As versões de firmware impactadas variam entre 7.0.14 e 7.0.16, lançadas entre fevereiro e outubro de 2024. A campanha foi dividida em quatro fases distintas, começando pelo reconhecimento e escaneamento de vulnerabilidades, seguido de alterações de configuração e movimentos laterais dentro das redes comprometidas. Os invasores destacaram-se pelo uso frequente da interface jsconsole, acessada de endereços IP incomuns, o que ajudou na identificação das atividades maliciosas.
Entre as ações observadas, os atacantes alteraram configurações de saída, criaram contas de superadministradores e adicionaram até seis novas contas de usuários locais por dispositivo.

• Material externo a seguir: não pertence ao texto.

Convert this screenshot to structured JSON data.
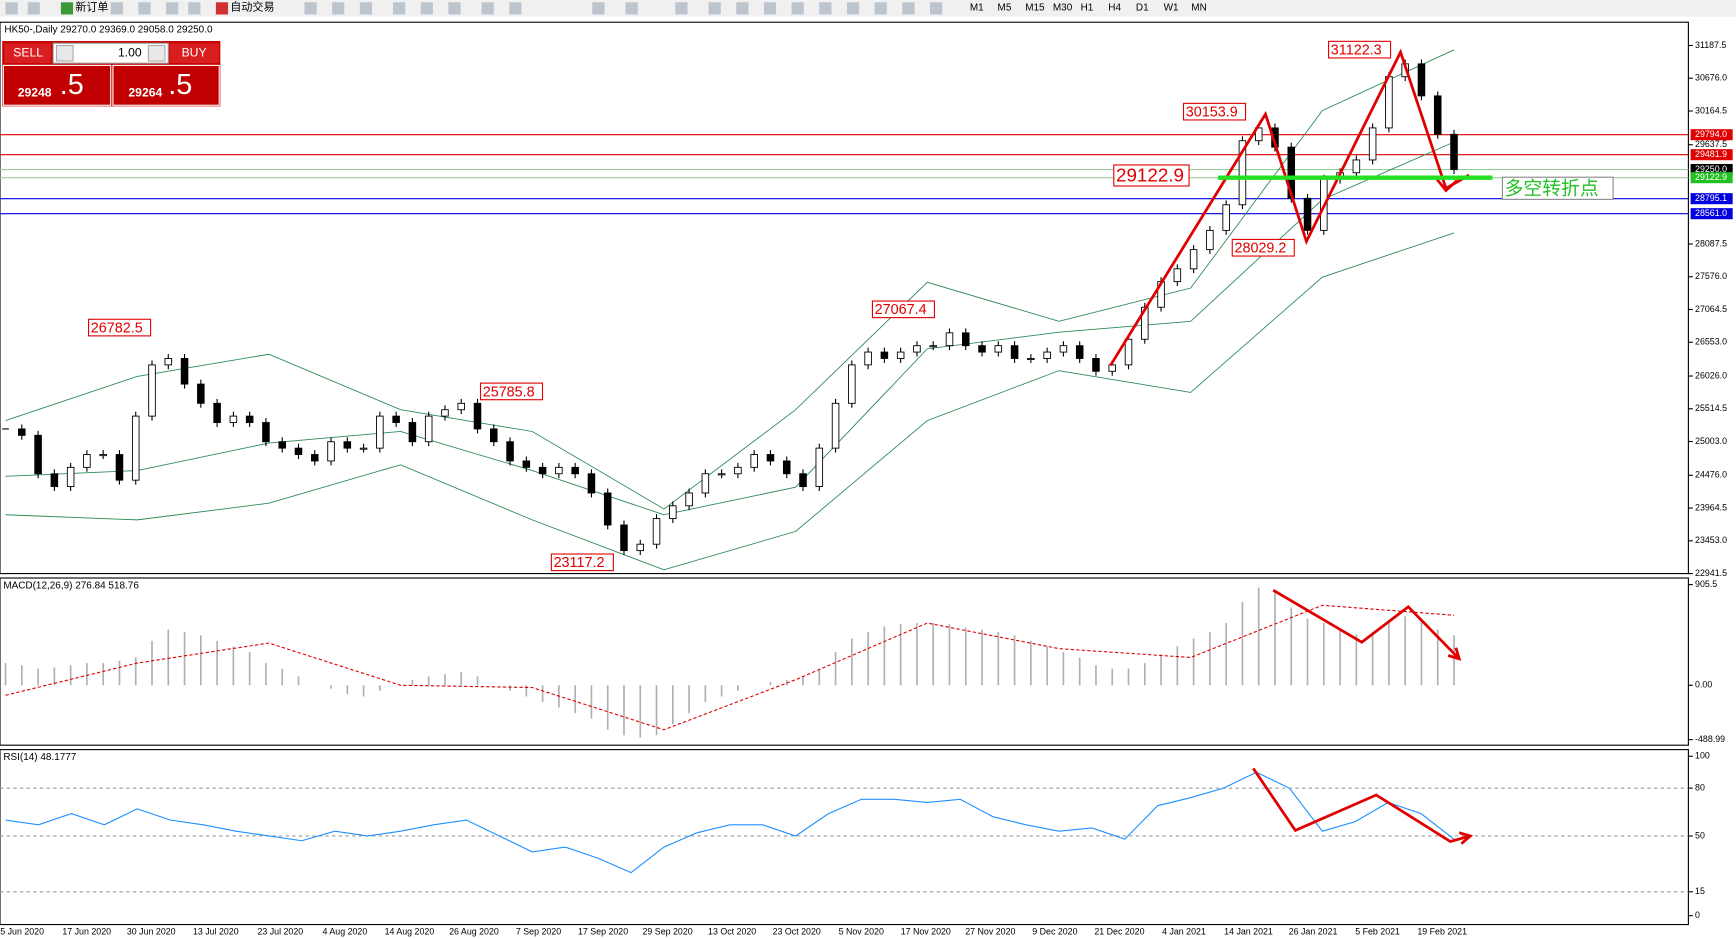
{
  "toolbar": {
    "new_order": "新订单",
    "auto_trading": "自动交易",
    "periods": [
      "M1",
      "M5",
      "M15",
      "M30",
      "H1",
      "H4",
      "D1",
      "W1",
      "MN"
    ]
  },
  "trade_panel": {
    "sell": "SELL",
    "volume": "1.00",
    "buy": "BUY",
    "bid": "29248",
    "bid_frac": ".5",
    "ask": "29264",
    "ask_frac": ".5"
  },
  "main": {
    "header": "HK50-,Daily 29270.0 29369.0 29058.0 29250.0",
    "ylim": [
      22941.5,
      31187.5
    ],
    "yticks": [
      {
        "value": 31187.5,
        "label": "31187.5"
      },
      {
        "value": 30676,
        "label": "30676.0"
      },
      {
        "value": 30164.5,
        "label": "30164.5"
      },
      {
        "value": 29637.5,
        "label": "29637.5"
      },
      {
        "value": 28087.5,
        "label": "28087.5"
      },
      {
        "value": 27576,
        "label": "27576.0"
      },
      {
        "value": 27064.5,
        "label": "27064.5"
      },
      {
        "value": 26553,
        "label": "26553.0"
      },
      {
        "value": 26026,
        "label": "26026.0"
      },
      {
        "value": 25514.5,
        "label": "25514.5"
      },
      {
        "value": 25003,
        "label": "25003.0"
      },
      {
        "value": 24476,
        "label": "24476.0"
      },
      {
        "value": 23964.5,
        "label": "23964.5"
      },
      {
        "value": 23453,
        "label": "23453.0"
      },
      {
        "value": 22941.5,
        "label": "22941.5"
      }
    ],
    "levels": [
      {
        "value": 29794,
        "label": "29794.0",
        "color": "#e00000"
      },
      {
        "value": 29481.9,
        "label": "29481.9",
        "color": "#e00000"
      },
      {
        "value": 29250,
        "label": "29250.0",
        "color": "#000000"
      },
      {
        "value": 29122.9,
        "label": "29122.9",
        "color": "#22c022"
      },
      {
        "value": 28795.1,
        "label": "28795.1",
        "color": "#0000e0"
      },
      {
        "value": 28561,
        "label": "28561.0",
        "color": "#0000e0"
      }
    ],
    "closes": [
      25200,
      25100,
      24500,
      24300,
      24600,
      24800,
      24800,
      24400,
      25400,
      26200,
      26300,
      25900,
      25600,
      25300,
      25400,
      25300,
      25000,
      24900,
      24800,
      24700,
      25000,
      24900,
      24900,
      25400,
      25300,
      25000,
      25400,
      25500,
      25600,
      25200,
      25000,
      24700,
      24600,
      24500,
      24600,
      24500,
      24200,
      23700,
      23300,
      23400,
      23800,
      24000,
      24200,
      24500,
      24500,
      24600,
      24800,
      24700,
      24500,
      24300,
      24900,
      25600,
      26200,
      26400,
      26300,
      26400,
      26500,
      26500,
      26700,
      26500,
      26400,
      26500,
      26300,
      26300,
      26400,
      26500,
      26300,
      26100,
      26200,
      26600,
      27100,
      27500,
      27700,
      28000,
      28300,
      28700,
      29700,
      29900,
      29600,
      28800,
      28300,
      29100,
      29200,
      29400,
      29900,
      30700,
      30900,
      30400,
      29800,
      29250
    ],
    "bands": {
      "upper": [
        25330,
        26020,
        26366,
        25500,
        25160,
        23950,
        25500,
        27490,
        26880,
        27400,
        30170,
        31120
      ],
      "middle": [
        24460,
        24550,
        24980,
        25160,
        24550,
        23860,
        24290,
        26450,
        26710,
        26880,
        28780,
        29680
      ],
      "lower": [
        23860,
        23780,
        24040,
        24640,
        23780,
        23000,
        23600,
        25330,
        26110,
        25770,
        27570,
        28260
      ]
    },
    "annotations": [
      26782.5,
      25785.8,
      23117.2,
      27067.4,
      30153.9,
      31122.3,
      28029.2,
      29122.9
    ],
    "turning_point": "多空转折点"
  },
  "x_axis": {
    "labels": [
      "5 Jun 2020",
      "17 Jun 2020",
      "30 Jun 2020",
      "13 Jul 2020",
      "23 Jul 2020",
      "4 Aug 2020",
      "14 Aug 2020",
      "26 Aug 2020",
      "7 Sep 2020",
      "17 Sep 2020",
      "29 Sep 2020",
      "13 Oct 2020",
      "23 Oct 2020",
      "5 Nov 2020",
      "17 Nov 2020",
      "27 Nov 2020",
      "9 Dec 2020",
      "21 Dec 2020",
      "4 Jan 2021",
      "14 Jan 2021",
      "26 Jan 2021",
      "5 Feb 2021",
      "19 Feb 2021"
    ]
  },
  "macd": {
    "header": "MACD(12,26,9) 276.84 518.76",
    "ylim": [
      -488.99,
      905.5
    ],
    "yticks": [
      905.5,
      {
        "value": 0,
        "label": "0.00"
      },
      -488.99
    ],
    "histogram": [
      200,
      180,
      150,
      160,
      180,
      200,
      200,
      220,
      250,
      400,
      500,
      480,
      450,
      400,
      350,
      300,
      200,
      150,
      80,
      0,
      -30,
      -80,
      -100,
      -50,
      0,
      50,
      80,
      100,
      120,
      80,
      0,
      -50,
      -100,
      -150,
      -200,
      -250,
      -300,
      -400,
      -450,
      -470,
      -450,
      -350,
      -250,
      -150,
      -100,
      -50,
      0,
      30,
      50,
      80,
      150,
      300,
      420,
      480,
      530,
      550,
      560,
      560,
      550,
      520,
      500,
      480,
      450,
      400,
      350,
      300,
      250,
      180,
      150,
      150,
      200,
      280,
      350,
      420,
      480,
      560,
      750,
      880,
      850,
      700,
      600,
      560,
      500,
      460,
      480,
      560,
      620,
      580,
      500,
      450
    ],
    "signal": [
      -90,
      200,
      380,
      0,
      -20,
      -400,
      50,
      560,
      330,
      250,
      720,
      630
    ]
  },
  "rsi": {
    "header": "RSI(14) 48.1777",
    "ylim": [
      0,
      100
    ],
    "yticks": [
      100,
      80,
      50,
      15,
      0
    ],
    "levels": [
      80,
      50,
      15
    ],
    "values": [
      60,
      57,
      64,
      57,
      67,
      60,
      57,
      53,
      50,
      47,
      53,
      50,
      53,
      57,
      60,
      50,
      40,
      43,
      36,
      27,
      43,
      52,
      57,
      57,
      50,
      64,
      73,
      73,
      71,
      73,
      62,
      57,
      53,
      55,
      48,
      69,
      74,
      80,
      90,
      80,
      53,
      59,
      71,
      64,
      48
    ]
  }
}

Essas contas foram vinculadas a grupos pré-existentes com acesso a SSL VPN. Em alguns casos, contas existentes foram sequestradas e inseridas nesses grupos. Além disso, novos portais de SSL VPN foram configurados, permitindo que os invasores estabelecessem túneis VPN para os dispositivos afetados, com tráfego originado de provedores de VPS.
A campanha culminou no uso do acesso VPN para extrair credenciais e realizar movimentos laterais na rede, utilizando a técnica DCSync. Apesar disso, os objetivos finais dos atacantes ainda são desconhecidos, já que eles foram removidos dos ambientes comprometidos antes de avançarem para a próxima fase. A Fortinet confirmou a existência de uma vulnerabilidade zero-day crítica, catalogada como CVE-2024-55591, que está sendo explorada para comprometer firewalls e invadir redes corporativas.